Combs’s Citizen Change project disbanded not long after the election. Since then Combs has returned to his fashion and entertainment empire and has yet to speak publicly about his native New York City’s mayoral race or the 2006 midterm elections. Gee is currently working on New Jersey Senator Jon Corzine’s gubernatorial campaign. He hopes that Combs is not too discouraged to make his political presence felt, especially in New York City, where he believes Combs could have incredible influence. “If he takes on one issue with the same intensity he took on Vote or Die, it’ll really take off,” says Gee.

Simmons’s HSAN is still actively educating and registering voters. HSAN, which registered nearly 2 million people before Election Day 2004, is also concentrating its power locally, focusing on California and the New Jersey governor’s race. While HSAN, as a nonprofit, is legally prohibited from endorsing or supporting candidates, many of its members say politicians like Detroit’s 35-year-old Mayor Kwame Kilpatrick (known by some as the “Hip-Hop Mayor”) represent the kind of qualities they’d like to see in candidates nationwide. As Alexis McGill, who served as executive director of Citizen Change, says, Kilpatrick is admired because of “what he accomplished at his age, the way he carries himself and how he stays connected culturally” with young people.

The Detroit mayor’s example is still rare, though. “Up until this point the respective parties haven’t provided enough resources, attention or support to urban young people,” says Baye Wilson, the former chair of the Hip-Hop Convention. Ostensibly the left has been given the gift of a brand new constituency, eager to vote but grappling with a dearth of viable, young minority candidates who reflect their attitudes and experiences. This begs the question: If the current crop of politicians isn’t generating interest, who are these voters to turn to?
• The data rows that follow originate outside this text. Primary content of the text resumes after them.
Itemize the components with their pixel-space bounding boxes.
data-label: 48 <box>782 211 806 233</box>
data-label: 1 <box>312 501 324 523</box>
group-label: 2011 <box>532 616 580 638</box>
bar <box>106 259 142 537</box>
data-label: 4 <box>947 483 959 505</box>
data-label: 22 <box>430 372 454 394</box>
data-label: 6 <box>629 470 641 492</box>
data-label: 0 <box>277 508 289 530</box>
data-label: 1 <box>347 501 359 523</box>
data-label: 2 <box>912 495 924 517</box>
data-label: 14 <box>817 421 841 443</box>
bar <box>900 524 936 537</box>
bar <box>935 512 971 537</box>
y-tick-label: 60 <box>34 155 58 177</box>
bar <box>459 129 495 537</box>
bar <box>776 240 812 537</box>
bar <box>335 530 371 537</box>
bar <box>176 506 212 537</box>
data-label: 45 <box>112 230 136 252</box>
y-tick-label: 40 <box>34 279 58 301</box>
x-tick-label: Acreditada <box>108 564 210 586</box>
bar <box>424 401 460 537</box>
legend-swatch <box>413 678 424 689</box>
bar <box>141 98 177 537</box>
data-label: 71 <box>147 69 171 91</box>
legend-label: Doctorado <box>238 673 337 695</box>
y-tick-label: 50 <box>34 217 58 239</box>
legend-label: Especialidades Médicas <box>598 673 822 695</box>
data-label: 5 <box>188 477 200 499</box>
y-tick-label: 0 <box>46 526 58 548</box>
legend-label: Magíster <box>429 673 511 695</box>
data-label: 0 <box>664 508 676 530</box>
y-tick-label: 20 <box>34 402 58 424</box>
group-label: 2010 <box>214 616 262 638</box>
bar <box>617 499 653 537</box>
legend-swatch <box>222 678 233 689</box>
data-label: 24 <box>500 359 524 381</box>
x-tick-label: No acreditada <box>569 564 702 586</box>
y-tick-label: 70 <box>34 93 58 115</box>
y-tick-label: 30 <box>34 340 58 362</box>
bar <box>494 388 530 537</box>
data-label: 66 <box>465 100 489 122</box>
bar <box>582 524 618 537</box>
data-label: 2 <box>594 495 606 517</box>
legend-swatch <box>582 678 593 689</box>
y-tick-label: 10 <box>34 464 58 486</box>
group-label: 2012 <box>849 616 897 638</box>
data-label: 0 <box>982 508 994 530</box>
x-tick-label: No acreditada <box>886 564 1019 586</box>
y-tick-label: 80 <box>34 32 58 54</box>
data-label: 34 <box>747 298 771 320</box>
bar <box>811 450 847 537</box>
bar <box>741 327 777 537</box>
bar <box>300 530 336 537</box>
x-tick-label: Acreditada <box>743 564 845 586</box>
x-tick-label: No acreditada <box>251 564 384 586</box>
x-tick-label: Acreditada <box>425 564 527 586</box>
Not the rappers and entertainers who may have originally brought them into the movement, says Kim. “Russell is a businessman. Jay-Z is a rapper and a businessman. 50 Cent is in that same realm,” he explains. “This is a certain class of individuals who have huge skills as artists and producers, but they’re not politicians.” Hopefully, similarly to what occurred with SNCC, future political leaders will be produced from within the hip-hop activist grassroots movement.

Beyond developing new leadership, the most pressing need is for a more united, organized front than was the case in 2004. Instead of working independently, activists must pool their resources and strengths to build a sustained grassroots movement, as the League of Pissed Off Voters is starting to do. If everything goes according to plan, a voting bloc as influential as the religious right, but progressive, could be firmly established.

As Kim says, “We might have to lose the next couple of elections. If a progressive wins, great. If not, too bad. But unless we build an apparatus from the ground up–it’ll never happen.”